Machine learning may border on magic, and provide many of the biggest technical benefits we've enjoyed in the last decade, but it has plenty of "weak spots." One of Google's biggest concerns is that models are often trained using example data that's too easy to interpret, making them unprepared for the greater ambiguity of the real world. Case in point: Telling a donut from a bagel.

It's an easy mistake to make, they share so many characteristics: Both are round, they've got a hole in them, and sometimes a visible texture on the top. It may even be something you or I could have difficulty recognizing the difference between in the right circumstance, but it doesn't actually end up being that much of an issue for us, often thanks to context.

It's a fundamental problem based on how we train machine learning models. Data sets for things like image recognition, as an example, are often pruned to contain images that are intentionally easy to discern, with a clear focus on the subject. The hope is clearly that from these tightly-focused examples, the model will gain the ability to recognize images in context, but that doesn't always pan out, and it leaves them vulnerable when examining real-world examples that may not be so forgiving. But by far, the hardest part is determining exactly what these models don't know — their "weak spots."

There are ultimately two categories of weak spots, with names only software engineers could have come up with: known unknowns and unknown unknowns. Broadly speaking, a known unknown is when the model itself reports low confidence in its answer — i.e., it knows it doesn't know what it's looking at. And that's actually pretty easy to fix. If the model can be confident in its lack of confidence, it can set that image aside for a human answer. Unknown unknowns are the tricky ones to address because the model ends up utterly confident in its wrong answer. That's not something you can self-correct in the same way.
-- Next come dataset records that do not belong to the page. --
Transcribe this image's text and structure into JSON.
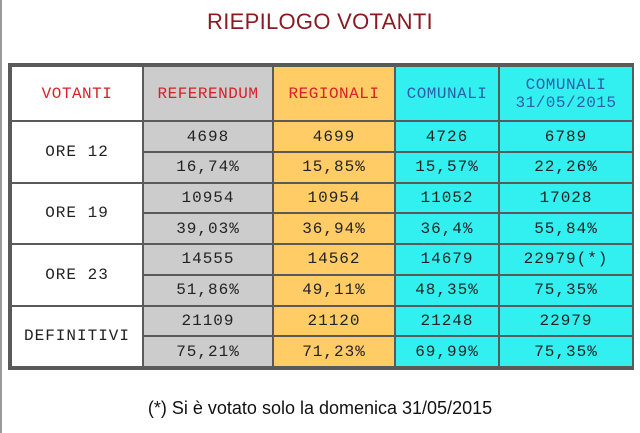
{
  "title": "RIEPILOGO VOTANTI",
  "table": {
    "headers": {
      "votanti": "VOTANTI",
      "referendum": "REFERENDUM",
      "regionali": "REGIONALI",
      "comunali": "COMUNALI",
      "comunali_2015_line1": "COMUNALI",
      "comunali_2015_line2": "31/05/2015"
    },
    "rows": [
      {
        "label": "ORE 12",
        "counts": [
          "4698",
          "4699",
          "4726",
          "6789"
        ],
        "percents": [
          "16,74%",
          "15,85%",
          "15,57%",
          "22,26%"
        ]
      },
      {
        "label": "ORE 19",
        "counts": [
          "10954",
          "10954",
          "11052",
          "17028"
        ],
        "percents": [
          "39,03%",
          "36,94%",
          "36,4%",
          "55,84%"
        ]
      },
      {
        "label": "ORE 23",
        "counts": [
          "14555",
          "14562",
          "14679",
          "22979(*)"
        ],
        "percents": [
          "51,86%",
          "49,11%",
          "48,35%",
          "75,35%"
        ]
      },
      {
        "label": "DEFINITIVI",
        "counts": [
          "21109",
          "21120",
          "21248",
          "22979"
        ],
        "percents": [
          "75,21%",
          "71,23%",
          "69,99%",
          "75,35%"
        ]
      }
    ]
  },
  "footnote": "(*) Si è votato solo la domenica 31/05/2015",
  "colors": {
    "title": "#8b1a22",
    "header_text": "#d6202a",
    "header_text_comunali": "#2b5ea8",
    "referendum_bg": "#cccccc",
    "regionali_bg": "#ffcc66",
    "comunali_bg": "#33f0f0",
    "border": "#5a5a5a"
  }
}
Unknown unknowns also take a few different forms. For example, an image can be intentionally manipulated in subtle ways to trick a model into making a mistake, as in the case of the panda you see just above. A little bit of noise, invisible to our own human eyes, can introduce details a model might pick up on to incorrectly classify it — probably something that is further exaggerated if a model is over-trained on a publicly available example data set. But that's a result of intentional action. It's real-world examples that have researchers more concerned, things like normal photos you or I might take of our dinner or nature that end up being misclassified with extreme confidence.

Unknown unknowns can be further classified as "rare," in the case of things that are so obscure a model may not have been trained on them (like specific dog breeds); "tricky," if the framing, angle, or positions might be confusing, but which context immediately makes clear to a human observer (a donut is more likely to be frosted or powdered, a dog probably wouldn't be found up a tree, etc.); or both "rare" and "tricky" if both are combined (like with a racecar on a track, viewed at an unusual angle through the shimmer of the hot surface). There are a surprising number of ways a machine learning model can be confidently wrong.

Potential "unknown unknowns" from the Open Images Dataset.

To that end, Google is opening a challenge. ML researchers, software developers, and even enthusiasts willing to put in a bit of work are invited to select images from the Open Images Dataset from 24 target labels to find real-world examples of these unknown unknowns. More details, including instructions, are available at the CATS4ML site, together with a presentation that explains these same concepts in better detail.

Again, this isn't for your average consumer, or even me. Google's looking for developers and researchers to participate, and there are plenty of rules for how you have to make your submissions. But machine learning enthusiasts or Android developers looking to expand their horizons a little while we're all stuck inside might be interested in taking a look. There's a whole scoring system, and though there aren't any prizes, Google will even crown a "winner." The challenge closes on April 30th, 2021.